Entlassfeier am Bildungszentrum

Schulentlassung – Abschluss und Neubeginn eines Lebensabschnitts für 129 junge Menschen, die im Rahmen einer beeindruckenden Feier ihre Zeugnisse erhielten. Zahlreiche Personen des öffentlichen Lebens unterstrichen als Ehrengäste in der Ritter-von-Buß -Halle die Bedeutung dieses Tages für die Entlassschüler.

 Mut machen für die Zukunft, dies war das wichtigste Anliegen der Redner an diesem Abend, so auch Bürgermeister Hans-Martin Moll, der auf die veränderten Lebens- und Arbeitsbedingungen durch den rasanten technischen Fortschritt in den letzten Jahren hinwies und die Risiken, aber auch Chancen in einer globalisierten Welt ansprach. Die Jugend müsse bereit sein dazuzulernen, sich immer wieder neue Ziele zu setzen. Moll war überzeugt, dass die Schule ihnen dazu das nötige Rüstzeug mitgegeben habe, denn „nie waren Schüler besser ausgebildet als heute.“ Allerdings seien Politik und Gesellschaft gefordert, die positiven Seiten unseres Wirtschaftssystems herauszustellen. „Wir müssen verhindern, dass Frust entsteht, dass bei Jugendlichen der Eindruck erweckt wird, ihr Wissen und Können werde nicht gebraucht“. Wie die Stadt Zell jährlich sieben Ausbildungsplätze bereit stelle, so sollten auch die Betriebe den jungen Menschen eine Chance geben, appellierte der Bürgermeister an die Verantwortlichen. Mit den Worten: „Ihr seid herzlich willkommen, die Gesellschaft braucht euch“, wandte er sich an die Schulabgänger und forderte sie dazu auf, die Werte der freiheitlichen Ordnung mitzutragen, sich für das Gemeinwohl zu engagieren.

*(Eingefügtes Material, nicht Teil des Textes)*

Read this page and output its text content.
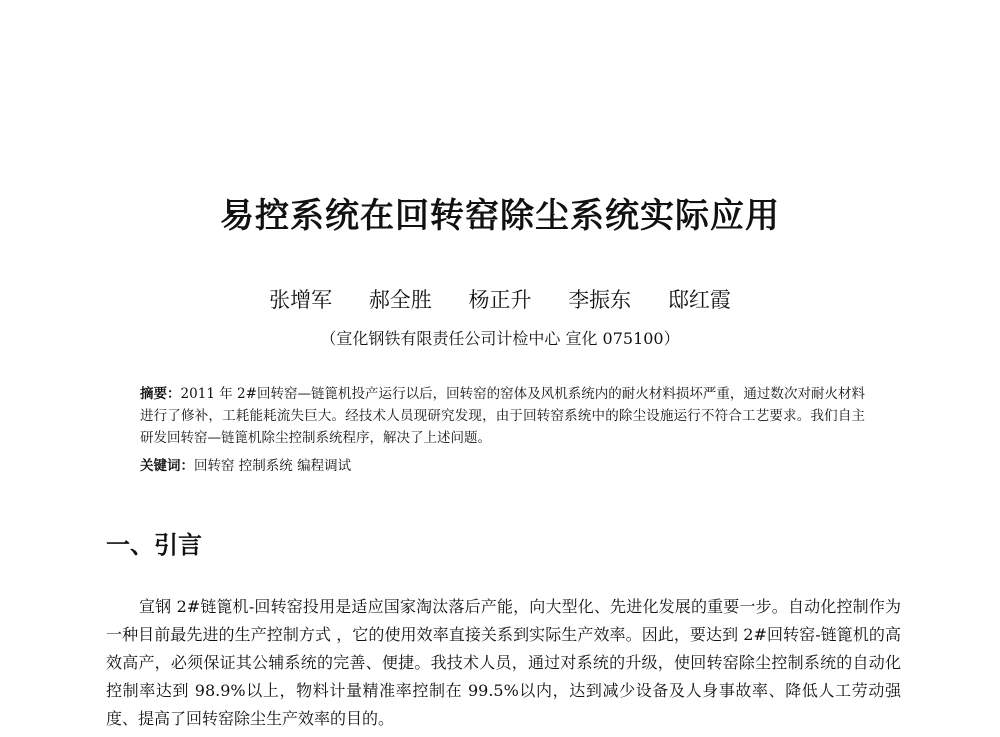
易控系统在回转窑除尘系统实际应用
张增军 郝全胜 杨正升 李振东 邸红霞
（宣化钢铁有限责任公司计检中心 宣化 075100）
摘要：2011 年 2#回转窑—链篦机投产运行以后，回转窑的窑体及风机系统内的耐火材料损坏严重，通过数次对耐火材料进行了修补，工耗能耗流失巨大。经技术人员现研究发现，由于回转窑系统中的除尘设施运行不符合工艺要求。我们自主研发回转窑—链篦机除尘控制系统程序，解决了上述问题。
关键词：回转窑 控制系统 编程调试
一、引言
宣钢 2#链篦机-回转窑投用是适应国家淘汰落后产能，向大型化、先进化发展的重要一步。自动化控制作为一种目前最先进的生产控制方式 ，它的使用效率直接关系到实际生产效率。因此，要达到 2#回转窑-链篦机的高效高产，必须保证其公辅系统的完善、便捷。我技术人员，通过对系统的升级，使回转窑除尘控制系统的自动化控制率达到 98.9%以上，物料计量精准率控制在 99.5%以内，达到减少设备及人身事故率、降低人工劳动强度、提高了回转窑除尘生产效率的目的。
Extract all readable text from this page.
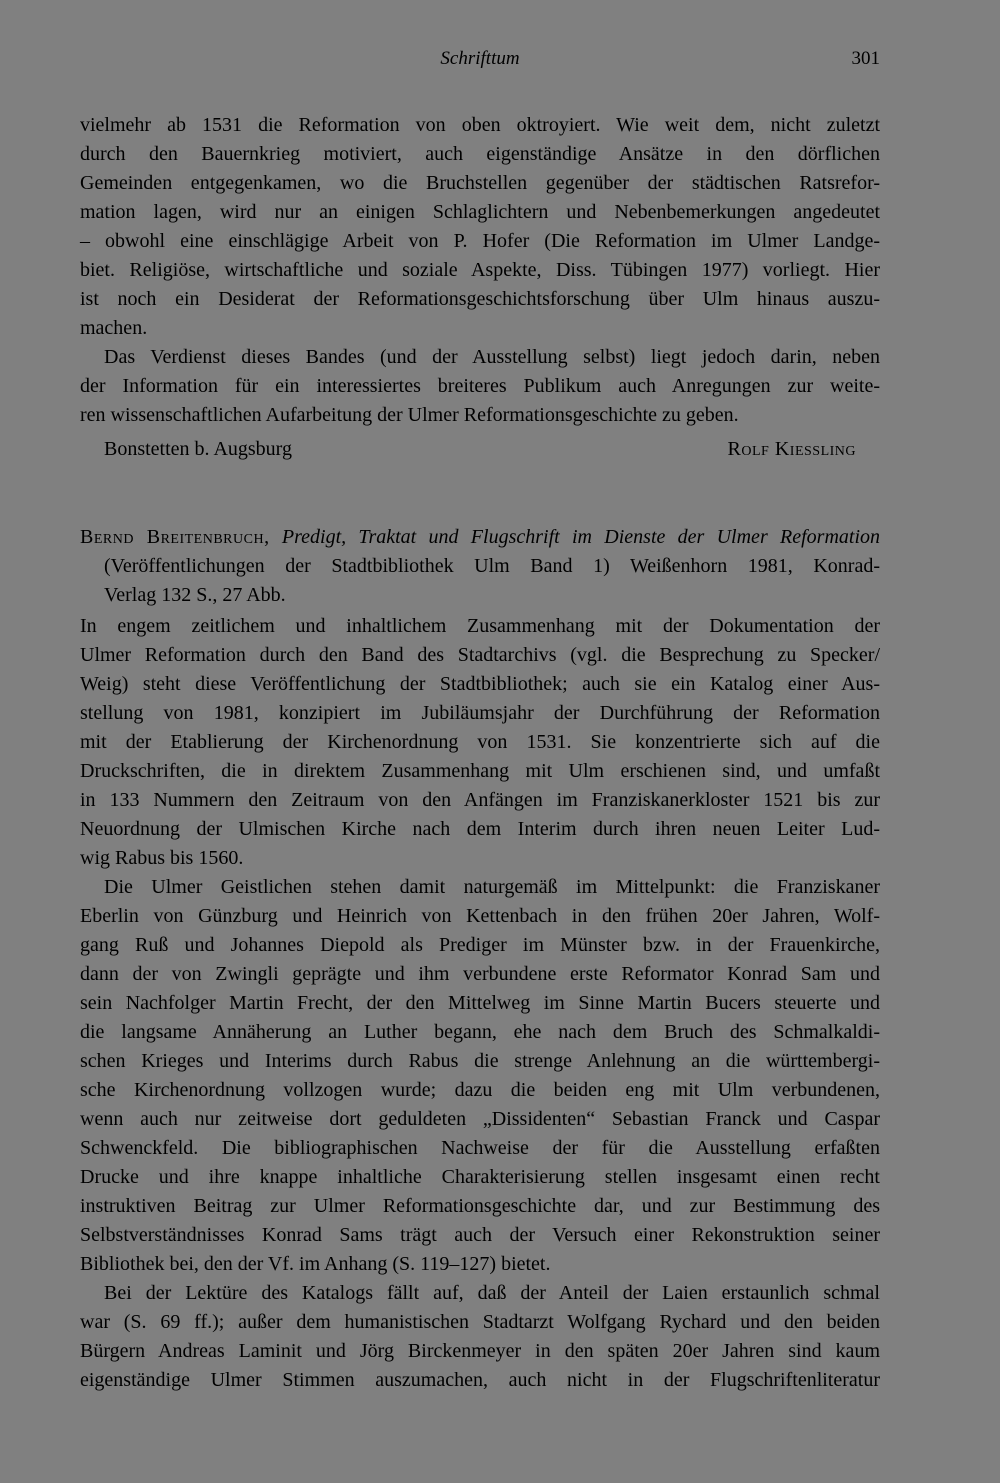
Schrifttum	301

vielmehr ab 1531 die Reformation von oben oktroyiert. Wie weit dem, nicht zuletzt
durch den Bauernkrieg motiviert, auch eigenständige Ansätze in den dörflichen
Gemeinden entgegenkamen, wo die Bruchstellen gegenüber der städtischen Ratsrefor-
mation lagen, wird nur an einigen Schlaglichtern und Nebenbemerkungen angedeutet
– obwohl eine einschlägige Arbeit von P. Hofer (Die Reformation im Ulmer Landge-
biet. Religiöse, wirtschaftliche und soziale Aspekte, Diss. Tübingen 1977) vorliegt. Hier
ist noch ein Desiderat der Reformationsgeschichtsforschung über Ulm hinaus auszu-
machen.

Das Verdienst dieses Bandes (und der Ausstellung selbst) liegt jedoch darin, neben
der Information für ein interessiertes breiteres Publikum auch Anregungen zur weite-
ren wissenschaftlichen Aufarbeitung der Ulmer Reformationsgeschichte zu geben.

Bonstetten b. Augsburg	Rolf Kiessling
Bernd Breitenbruch, Predigt, Traktat und Flugschrift im Dienste der Ulmer Reformation
(Veröffentlichungen der Stadtbibliothek Ulm Band 1) Weißenhorn 1981, Konrad-
Verlag 132 S., 27 Abb.

In engem zeitlichem und inhaltlichem Zusammenhang mit der Dokumentation der
Ulmer Reformation durch den Band des Stadtarchivs (vgl. die Besprechung zu Specker/
Weig) steht diese Veröffentlichung der Stadtbibliothek; auch sie ein Katalog einer Aus-
stellung von 1981, konzipiert im Jubiläumsjahr der Durchführung der Reformation
mit der Etablierung der Kirchenordnung von 1531. Sie konzentrierte sich auf die
Druckschriften, die in direktem Zusammenhang mit Ulm erschienen sind, und umfaßt
in 133 Nummern den Zeitraum von den Anfängen im Franziskanerkloster 1521 bis zur
Neuordnung der Ulmischen Kirche nach dem Interim durch ihren neuen Leiter Lud-
wig Rabus bis 1560.

Die Ulmer Geistlichen stehen damit naturgemäß im Mittelpunkt: die Franziskaner
Eberlin von Günzburg und Heinrich von Kettenbach in den frühen 20er Jahren, Wolf-
gang Ruß und Johannes Diepold als Prediger im Münster bzw. in der Frauenkirche,
dann der von Zwingli geprägte und ihm verbundene erste Reformator Konrad Sam und
sein Nachfolger Martin Frecht, der den Mittelweg im Sinne Martin Bucers steuerte und
die langsame Annäherung an Luther begann, ehe nach dem Bruch des Schmalkaldi-
schen Krieges und Interims durch Rabus die strenge Anlehnung an die württembergi-
sche Kirchenordnung vollzogen wurde; dazu die beiden eng mit Ulm verbundenen,
wenn auch nur zeitweise dort geduldeten „Dissidenten“ Sebastian Franck und Caspar
Schwenckfeld. Die bibliographischen Nachweise der für die Ausstellung erfaßten
Drucke und ihre knappe inhaltliche Charakterisierung stellen insgesamt einen recht
instruktiven Beitrag zur Ulmer Reformationsgeschichte dar, und zur Bestimmung des
Selbstverständnisses Konrad Sams trägt auch der Versuch einer Rekonstruktion seiner
Bibliothek bei, den der Vf. im Anhang (S. 119–127) bietet.

Bei der Lektüre des Katalogs fällt auf, daß der Anteil der Laien erstaunlich schmal
war (S. 69 ff.); außer dem humanistischen Stadtarzt Wolfgang Rychard und den beiden
Bürgern Andreas Laminit und Jörg Birckenmeyer in den späten 20er Jahren sind kaum
eigenständige Ulmer Stimmen auszumachen, auch nicht in der Flugschriftenliteratur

Auch Elternbeiratsvorsitzender Wolfram John wies auf die schwierigen Startbedingungen ins Berufsleben hin, hob aber die guten schulischen Leistungen hervor, die das Selbstbewusstsein stärken sollten, diese Schwierigkeiten zu überwinden. Sein Dank galt dem Schulträger, der Schulleitung und dem Lehrerkollegium für ihre Verantwortung und ihren Einsatz zum Wohle der Schüler.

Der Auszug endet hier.